Marshallplan

Der Marshallplan, offiziell European Recovery Program (kurz: ERP) war das wichtigste wirtschaftliche Wiederaufbauprogramm der USA, das nach dem Zweiten Weltkrieg dem zerstörten Westeuropa zugute kam. Das Programm wurde nach dem US-Außenminister und Friedensnobelpreisträger des Jahres 1953 George C. Marshall (Amtszeit 1947-1949) benannt, auf dessen Initiative es zurückgeht. Ausgearbeitet wurde es vor allem von William L. Clayton und George F. Kennan im Außenministerium.

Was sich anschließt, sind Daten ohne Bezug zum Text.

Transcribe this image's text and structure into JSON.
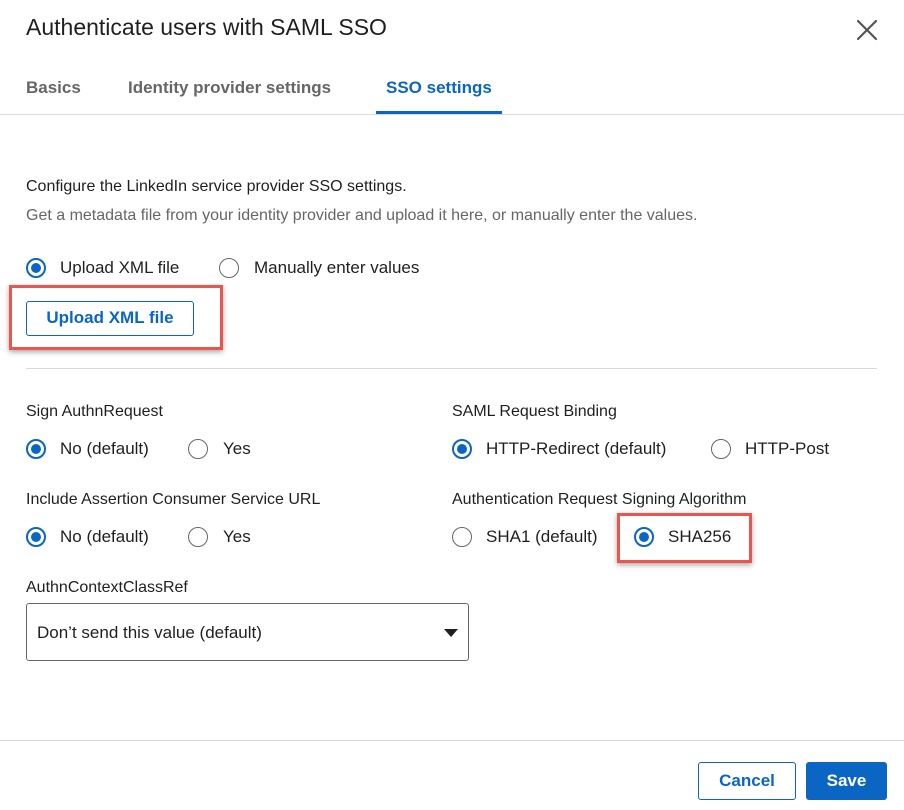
{
  "dialog": {
    "title": "Authenticate users with SAML SSO",
    "close_icon": "close-icon"
  },
  "tabs": [
    {
      "label": "Basics",
      "active": false
    },
    {
      "label": "Identity provider settings",
      "active": false
    },
    {
      "label": "SSO settings",
      "active": true
    }
  ],
  "intro": {
    "heading": "Configure the LinkedIn service provider SSO settings.",
    "description": "Get a metadata file from your identity provider and upload it here, or manually enter the values."
  },
  "source_options": {
    "upload_label": "Upload XML file",
    "manual_label": "Manually enter values",
    "selected": "upload"
  },
  "upload_button_label": "Upload XML file",
  "sign_authn": {
    "label": "Sign AuthnRequest",
    "options": [
      "No (default)",
      "Yes"
    ],
    "selected": "No (default)"
  },
  "request_binding": {
    "label": "SAML Request Binding",
    "options": [
      "HTTP-Redirect (default)",
      "HTTP-Post"
    ],
    "selected": "HTTP-Redirect (default)"
  },
  "include_acs": {
    "label": "Include Assertion Consumer Service URL",
    "options": [
      "No (default)",
      "Yes"
    ],
    "selected": "No (default)"
  },
  "signing_algorithm": {
    "label": "Authentication Request Signing Algorithm",
    "options": [
      "SHA1 (default)",
      "SHA256"
    ],
    "selected": "SHA256"
  },
  "authn_context": {
    "label": "AuthnContextClassRef",
    "value": "Don’t send this value (default)"
  },
  "footer": {
    "cancel_label": "Cancel",
    "save_label": "Save"
  },
  "colors": {
    "accent": "#0a66c2",
    "highlight": "#e8574f"
  }
}
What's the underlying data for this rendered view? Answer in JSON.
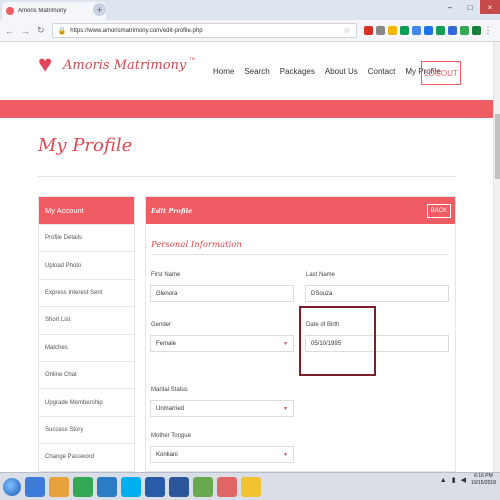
{
  "browser": {
    "tab_title": "Amoris Matrimony",
    "tab_close": "×",
    "new_tab": "+",
    "window_minimize": "–",
    "window_maximize": "□",
    "window_close": "×",
    "url": "https://www.amorismatrimony.com/edit-profile.php"
  },
  "site": {
    "logo_text": "Amoris Matrimony",
    "logo_tm": "TM",
    "nav": [
      "Home",
      "Search",
      "Packages",
      "About Us",
      "Contact",
      "My Profile"
    ],
    "logout_label": "LOGOUT",
    "accent_color": "#ef5c64"
  },
  "page": {
    "title": "My Profile"
  },
  "sidebar": {
    "heading": "My Account",
    "items": [
      "Profile Details",
      "Upload Photo",
      "Express Interest Sent",
      "Short List",
      "Matches",
      "Online Chat",
      "Upgrade Membership",
      "Success Story",
      "Change Password"
    ]
  },
  "panel": {
    "heading": "Edit Profile",
    "back_label": "BACK",
    "section_title": "Personal Information",
    "fields": {
      "first_name_label": "First Name",
      "first_name_value": "Glenora",
      "last_name_label": "Last Name",
      "last_name_value": "DSouza",
      "gender_label": "Gender",
      "gender_value": "Female",
      "dob_label": "Date of Birth",
      "dob_value": "05/10/1995",
      "marital_label": "Marital Status",
      "marital_value": "Unmarried",
      "tongue_label": "Mother Tongue",
      "tongue_value": "Konkani"
    }
  },
  "taskbar": {
    "time": "6:16 PM",
    "date": "10/15/2018"
  }
}
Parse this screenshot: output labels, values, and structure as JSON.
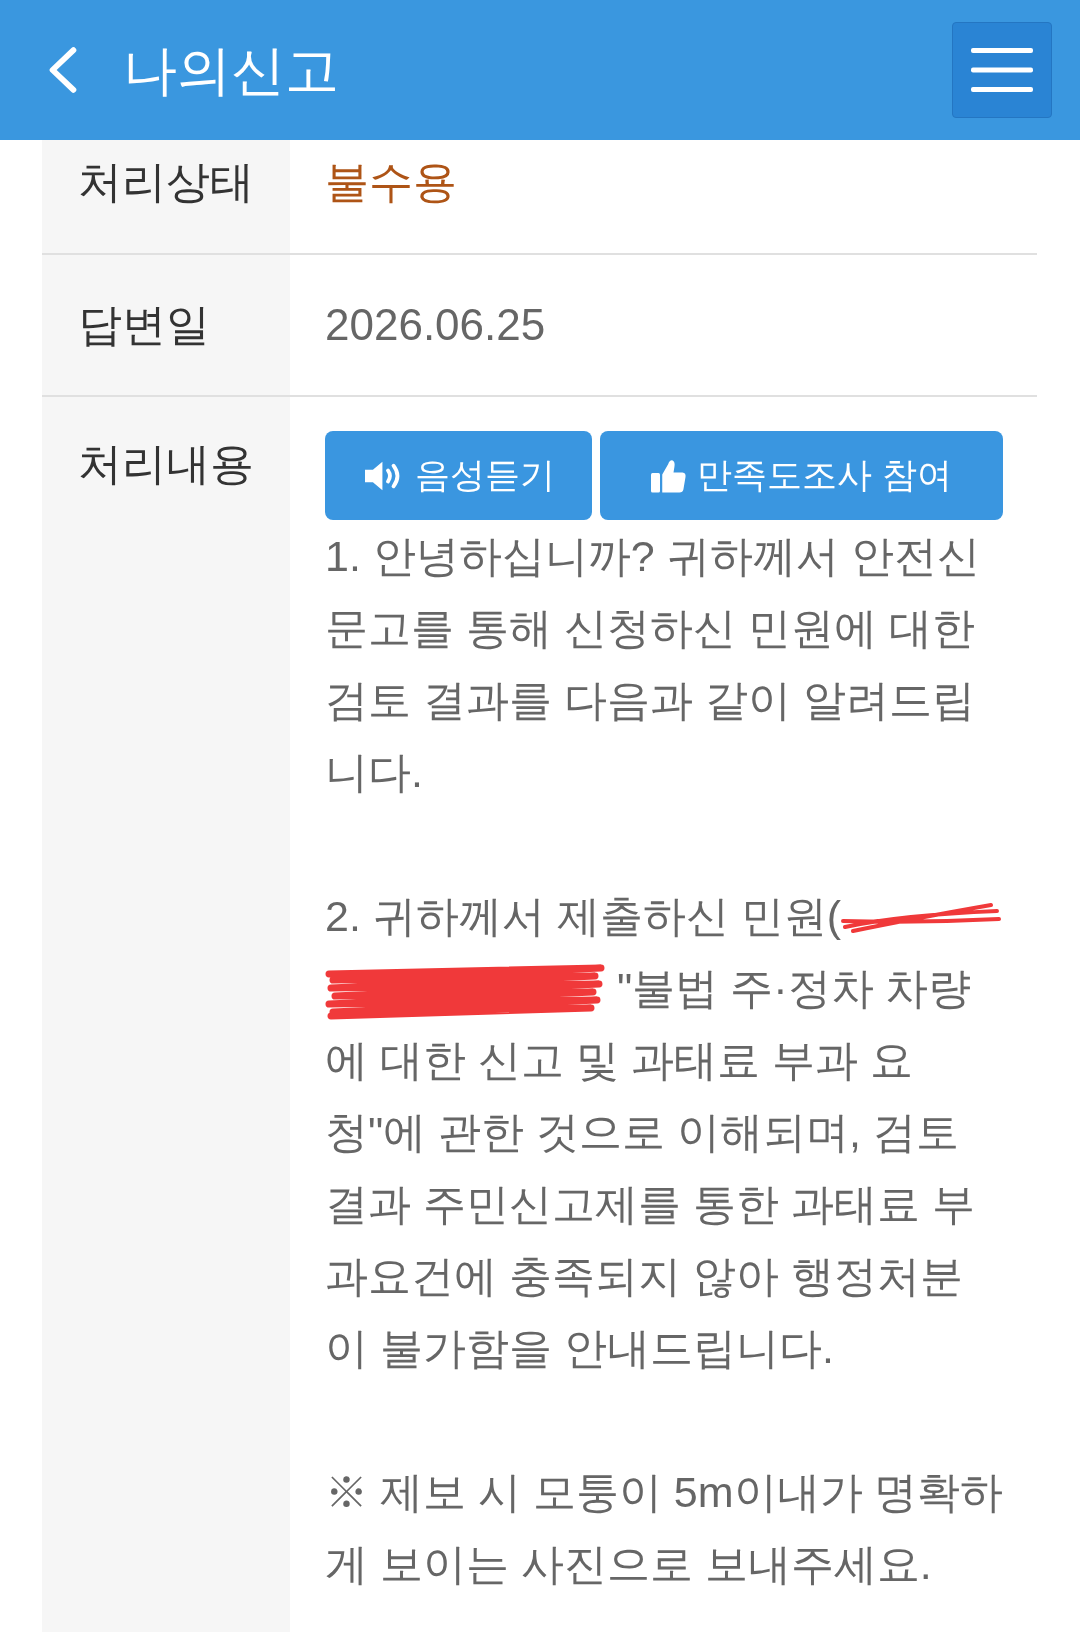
{
  "header": {
    "title": "나의신고"
  },
  "details": [
    {
      "kind": "status",
      "label": "처리상태",
      "value": "불수용"
    },
    {
      "kind": "date",
      "label": "답변일",
      "value": "2026.06.25"
    },
    {
      "kind": "content",
      "label": "처리내용",
      "buttons": [
        {
          "kind": "listen",
          "label": "음성듣기"
        },
        {
          "kind": "survey",
          "label": "만족도조사 참여"
        }
      ],
      "paragraphs": [
        {
          "parts": [
            {
              "kind": "text",
              "text": "1. 안녕하십니까? 귀하께서 안전신문고를 통해 신청하신 민원에 대한 검토 결과를 다음과 같이 알려드립니다."
            }
          ]
        },
        {
          "parts": [
            {
              "kind": "text",
              "text": "2. 귀하께서 제출하신 민원("
            },
            {
              "kind": "scribble"
            },
            {
              "kind": "scribble"
            },
            {
              "kind": "text",
              "text": "\"불법 주·정차 차량"
            },
            {
              "kind": "text",
              "text": "에 대한 신고 및 과태료 부과 요청\"에 관한 것으로 이해되며, 검토 결과 주민신고제를 통한 과태료 부과요건에 충족되지 않아 행정처분이 불가함을 안내드립니다."
            }
          ]
        },
        {
          "parts": [
            {
              "kind": "text",
              "text": "※ 제보 시 모퉁이 5m이내가 명확하게 보이는 사진으로 보내주세요."
            }
          ]
        }
      ]
    }
  ]
}
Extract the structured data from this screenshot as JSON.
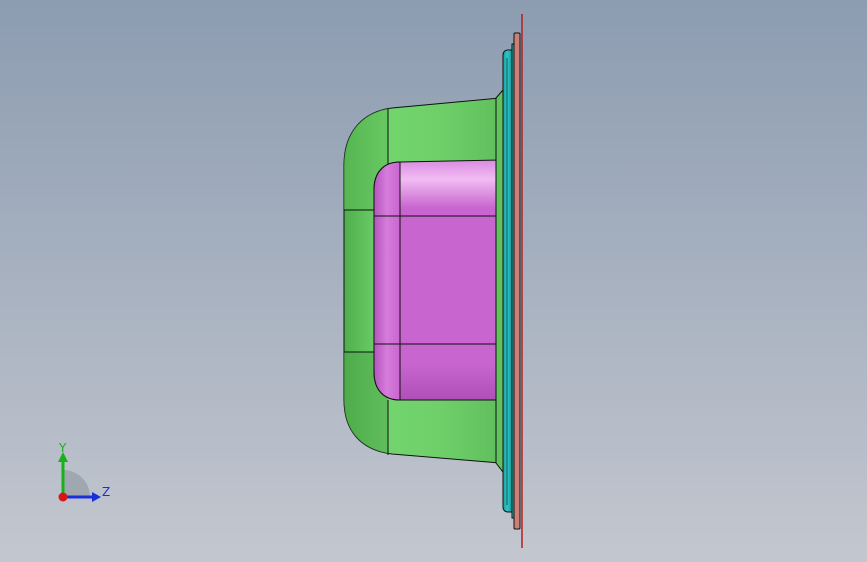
{
  "viewport": {
    "background_top": "#8c9cb1",
    "background_bottom": "#c3c7cf"
  },
  "model": {
    "cavity_color": "#c865cf",
    "cavity_highlight": "#f0b6f1",
    "body_color": "#72d56d",
    "body_dark": "#4fae4c",
    "flange_color": "#1fb3b4",
    "plate_color": "#cc7f76",
    "edge_color": "#101010"
  },
  "triad": {
    "y_label": "Y",
    "z_label": "Z",
    "y_color": "#15b21a",
    "z_color": "#1a2fd8",
    "x_color": "#d81414"
  }
}
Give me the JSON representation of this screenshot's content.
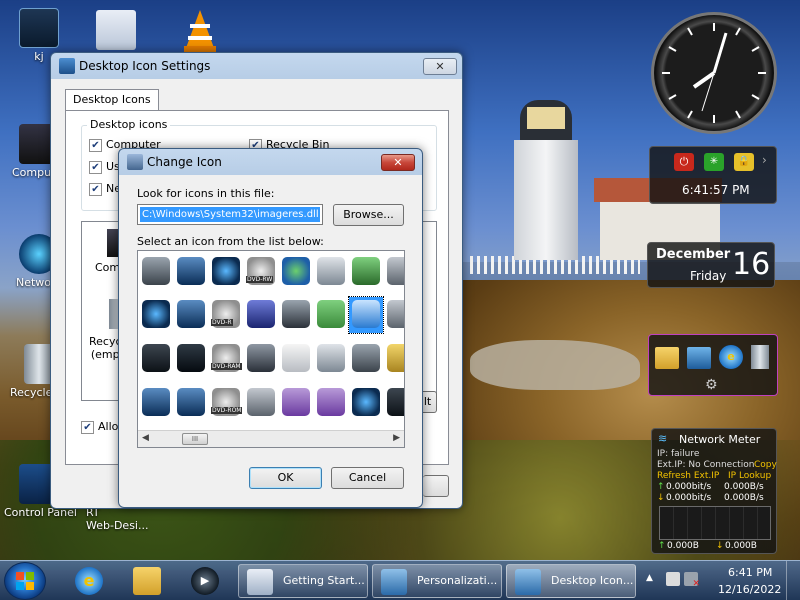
{
  "desktop": {
    "icons": [
      {
        "label": "kj"
      },
      {
        "label": "Compu"
      },
      {
        "label": "Netwo"
      },
      {
        "label": "Recycle"
      },
      {
        "label": "Control Panel"
      },
      {
        "label": "RT\nWeb-Desi..."
      }
    ]
  },
  "desktop_icon_settings": {
    "title": "Desktop Icon Settings",
    "close_label": "✕",
    "tab": "Desktop Icons",
    "group_label": "Desktop icons",
    "checkboxes": [
      "Computer",
      "Us",
      "Ne",
      "Recycle Bin"
    ],
    "preview_labels": [
      "Comp",
      "Recyc\n(emp"
    ],
    "allow_label": "Allow",
    "behind_button_label": "lt"
  },
  "change_icon": {
    "title": "Change Icon",
    "close_label": "✕",
    "look_label": "Look for icons in this file:",
    "path_value": "C:\\Windows\\System32\\imageres.dll",
    "browse_label": "Browse...",
    "select_label": "Select an icon from the list below:",
    "icon_tags": [
      "",
      "",
      "",
      "DVD-RW",
      "",
      "",
      "",
      "",
      "",
      "",
      "DVD-R",
      "",
      "",
      "",
      "",
      "",
      "",
      "",
      "DVD-RAM",
      "",
      "",
      "",
      "",
      "",
      "",
      "",
      "DVD-ROM",
      "",
      "",
      "",
      "",
      ""
    ],
    "scroll_grip": "III",
    "ok_label": "OK",
    "cancel_label": "Cancel"
  },
  "clock_gadget": {
    "time_text": "6:41:57 PM"
  },
  "calendar_gadget": {
    "month": "December",
    "weekday": "Friday",
    "day": "16"
  },
  "network_meter": {
    "title": "Network Meter",
    "ip_label": "IP: failure",
    "ext_ip_label": "Ext.IP: No Connection",
    "copy_label": "Copy",
    "refresh_label": "Refresh Ext.IP",
    "lookup_label": "IP Lookup",
    "up_bits": "0.000bit/s",
    "up_bytes": "0.000B/s",
    "down_bits": "0.000bit/s",
    "down_bytes": "0.000B/s",
    "total_up": "0.000B",
    "total_down": "0.000B"
  },
  "taskbar": {
    "items": [
      "Getting Start...",
      "Personalizati...",
      "Desktop Icon..."
    ],
    "tray_arrow": "▲",
    "time": "6:41 PM",
    "date": "12/16/2022"
  }
}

Der Plan wurde auf einem Treffen der teilnehmenden europäischen Staaten im Juli 1947 entwickelt. Die Sowjetunion und die osteuropäischen Staaten waren ebenfalls eingeladen, Stalin sah den Plan aber als Gefahr für die Vorherrschaft der Sowjetunion in den osteuropäischen Staaten, die er als Sicherheitsgürtel benutzen wollte. Er verbot den Staaten unter sowjetischer Besatzung deshalb die Teilnahme, woran sich auch alle hielten. Das Programm begann 1947 und dauerte 4 Jahre. In diesem Zeitraum leisteten die USA den Staaten der Organisation for European Economic Co-operation (OEEC) ungefähr 12,4 Milliarden Dollar, das entspricht 85 Milliarden Euro im Jahr 2005, an Krediten, Rohstoffen, Lebensmittel und Waren.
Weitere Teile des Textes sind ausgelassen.